Questo sguardo che permette di andare oltre le sofferenze presenti e dare a esse un significato deve però nutrirsi di una scelta di fondo che ci si svela nel momento in cui, secondo le parole del vangelo, ci disponiamo a servire Gesù e a seguirlo. È la scelta di fare dell’amore, della donazione di sé, il senso della propria vita. Perdere la propria vita sì, ma perderla per amore: questo è l’insegnamento del vangelo e la testimonianza di san Lorenzo. Un’esistenza, la sua, vissuta nell’attenzione alle condizioni dei poveri e nel concreto sostegno alla loro vita, diventa naturalmente un’esistenza che non teme il martirio nel momento in cui gli viene chiesto di scegliere tra il potere di questo mondo e la fedeltà a quel Dio che gli si è rivelato come amore e lo ha chiamato a una vita di carità. È lo stesso amore quello che si fa carità verso i poveri e si manifesta come dono della propria esistenza al Padre. 

Il richiamo al legame tra la figura di san Lorenzo e l’esercizio della carità mi sollecita due riflessioni legate al momento presente. 

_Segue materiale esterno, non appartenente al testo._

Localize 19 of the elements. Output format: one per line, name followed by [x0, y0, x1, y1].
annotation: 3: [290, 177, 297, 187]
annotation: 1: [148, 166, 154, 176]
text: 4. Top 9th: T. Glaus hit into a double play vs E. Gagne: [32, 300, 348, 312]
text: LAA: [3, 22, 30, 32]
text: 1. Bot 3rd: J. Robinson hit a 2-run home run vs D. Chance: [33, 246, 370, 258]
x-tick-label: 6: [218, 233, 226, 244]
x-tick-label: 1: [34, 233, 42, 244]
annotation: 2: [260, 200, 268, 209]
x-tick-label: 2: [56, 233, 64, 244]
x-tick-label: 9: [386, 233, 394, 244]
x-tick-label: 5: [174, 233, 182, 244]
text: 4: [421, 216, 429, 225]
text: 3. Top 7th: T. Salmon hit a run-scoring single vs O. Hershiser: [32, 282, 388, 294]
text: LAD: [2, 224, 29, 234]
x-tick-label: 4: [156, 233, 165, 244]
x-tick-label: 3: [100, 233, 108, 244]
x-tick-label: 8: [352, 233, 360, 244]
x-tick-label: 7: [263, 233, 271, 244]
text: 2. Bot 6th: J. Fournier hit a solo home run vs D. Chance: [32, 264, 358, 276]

La prima riguarda il bisogno di una sempre più forte condivisione di intenti e di impegni per la rinascita sociale che ci attende dopo le fatiche della pandemia. Vale per il mondo, per l’Italia, per la nostra città, per questo quartiere di san Lorenzo. Rinascere dalle sofferenze ancora presenti non può essere un percorso di singoli, secondo una logica di presuntuosa autonomia e di miope individualismo, come quella che ci ha governati fino ad oggi. Abbiamo bisogno di dedicarci a un’impresa comune, a capire che dalla crisi si esce solo insieme e che la condivisione è la strada maestra della rinascita. 

La seconda e conclusiva riflessione che voglio affidarvi riguarda invece il dramma della perdita del lavoro che incombe su centinaia di uomini e donne a Campi Bisenzio, nella fabbrica della GKN e nelle aziende dell’indotto. La carità inizia anzitutto dalla giustizia e non c’è chi non veda come tra noi si stia consumando un grande dramma dell’ingiustizia, in cui le ragioni della finanza intendono prendere il sopravvento sulle ragioni dell’umano. Il lavoro nasce da un contratto tra chi pone a disposizione risorse materiali e monetarie e chi offre le proprie risorse di lavoratore. Non si rescinde un contratto senza un confronto che ne faccia emergere le ragioni e che non lasci esiti che feriscono la dignità delle persone. Faccio di nuovo appello a chi è in grado e in dovere di intervenire perché questo dramma non si trasformi in una tragedia ineluttabile. Papa Francesco inserirebbe la vicenda di Campi nel contesto di quella «globalizzazione dell’indifferenza» che scaturisce dal sottomettersi ai «meccanismi sacralizzati del sistema economico imperante» (Evangelii gaudium, 54). Per questo, con il Papa, vogliamo dire anche per Campi il nostro «no a un’economia dell’esclusione e della inequità» (Evangelii gaudium, 53).